Back to Boolean Function Analysis
Back to notes

BLR Linearity Testing

80%

Given boolean function $f:\Bit^n\rightarrow\Bit$, define the following 3-query test:

• Sample $\bx,\by\in\Bit^n$ uniformaly and independently.
• If $f(\bx)\cdot f(\by)=f(\bx\circ\by)$, then accept. Otherwise, reject. Note that the multiplication here correspond to the addition in $\mathbb{F}_2$ and $\circ$ is the coordinate-wise multiplication.

The BLR linearity test above has the following properties:

• (completeness) If $f$ is linear, then the test always accept.
• (soundness) If the test accepts $f$ with probability greater than $1-\epsilon$, then $f$ is $\epsilon$-close to linear.

Before we formally prove the theorem, let’s recall some useful facts about linear function and choosing $\Bit$ as our domain.
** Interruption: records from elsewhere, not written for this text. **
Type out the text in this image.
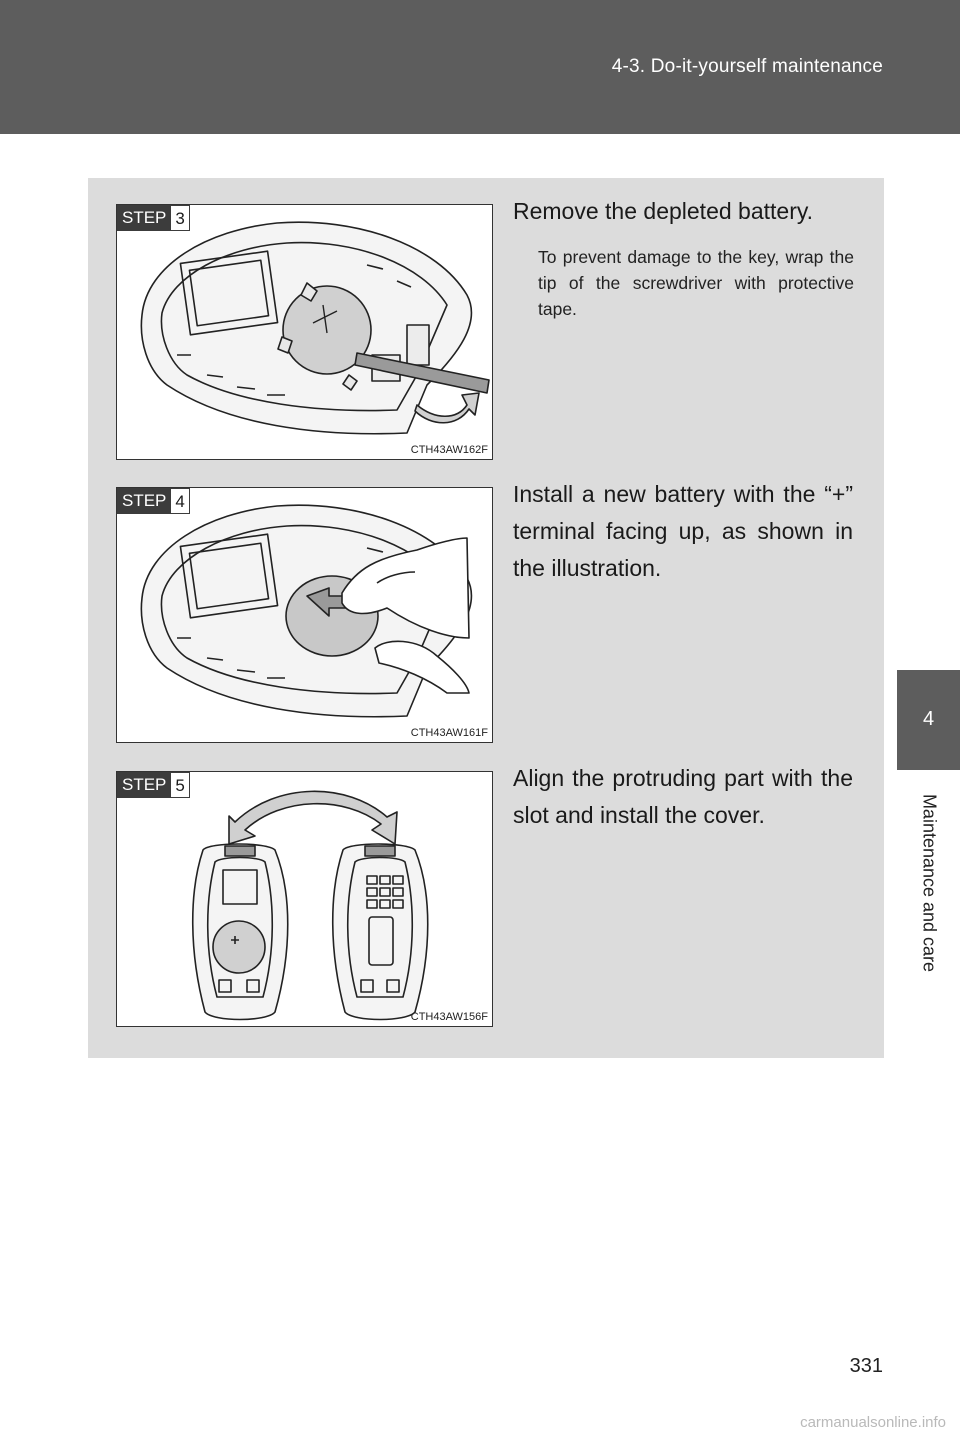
4-3. Do-it-yourself maintenance
4
Maintenance and care
STEP 3
CTH43AW162F
Remove the depleted battery.
To prevent damage to the key, wrap the tip of the screwdriver with protective tape.
STEP 4
CTH43AW161F
Install a new battery with the “+” terminal facing up, as shown in the illustration.
STEP 5
CTH43AW156F
Align the protruding part with the slot and install the cover.
331
carmanualsonline.info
• $f$ is a linear function iff $\exists S\subseteq[n]$ such that $f=\chi_S$.
• $f$ is $\epsilon$-close to linear iff $\max_{S\subseteq[n]}\widehat{f}(S)\geq1-2\epsilon$
• $f(\bx)+f(\by)=f(\bx+\by)$ iff $f(\bx)f(\by)f(\bx+\by)=1$
• (completeness)

This is the easy direction. As the test is basically the definition of linearity, a linear function $f$ will always pass the test.

• (soundness)

Suppose the test accepts $f$ with probability greater than $1-\epsilon$. Observe that

\begin{align} \mathbb{P}[f\text{ being accepted}] &= \frac{1}{2}+\frac{1}{2}\mathbb{E}[f(\bx)f(\by)f(\bx\circ\by)]\\
(\because\text{def. of convolution + independence of }\bx,\by) &= \frac{1}{2}+\frac{1}{2}\mathbb{E}[f(\bx)f\star f(\bx)]\\
(\because\text{Parseval’s equality})&= \frac{1}{2}+\frac{1}{2}\sum_{S\subseteq[n]}\widehat{f}(S)\widehat{f\star f}(S)\\
(\because\text{property of convolution})&= \frac{1}{2}+\frac{1}{2}\sum_{S\subseteq[n]}\widehat{f}(S)^3\\
(\because\text{Parseval’s equality and the range is }\Bit)&\leq\frac{1}{2}+\frac{1}{2}\max_{S\subseteq[n]}\widehat{f}(S). \end{align}

As the acceptance probability is at least $1-\epsilon$, we have $1-2\epsilon\leq\max_{S\subseteq[n]}\widehat{f}(S)$, i.e., $f$ is $\epsilon$-close to linear.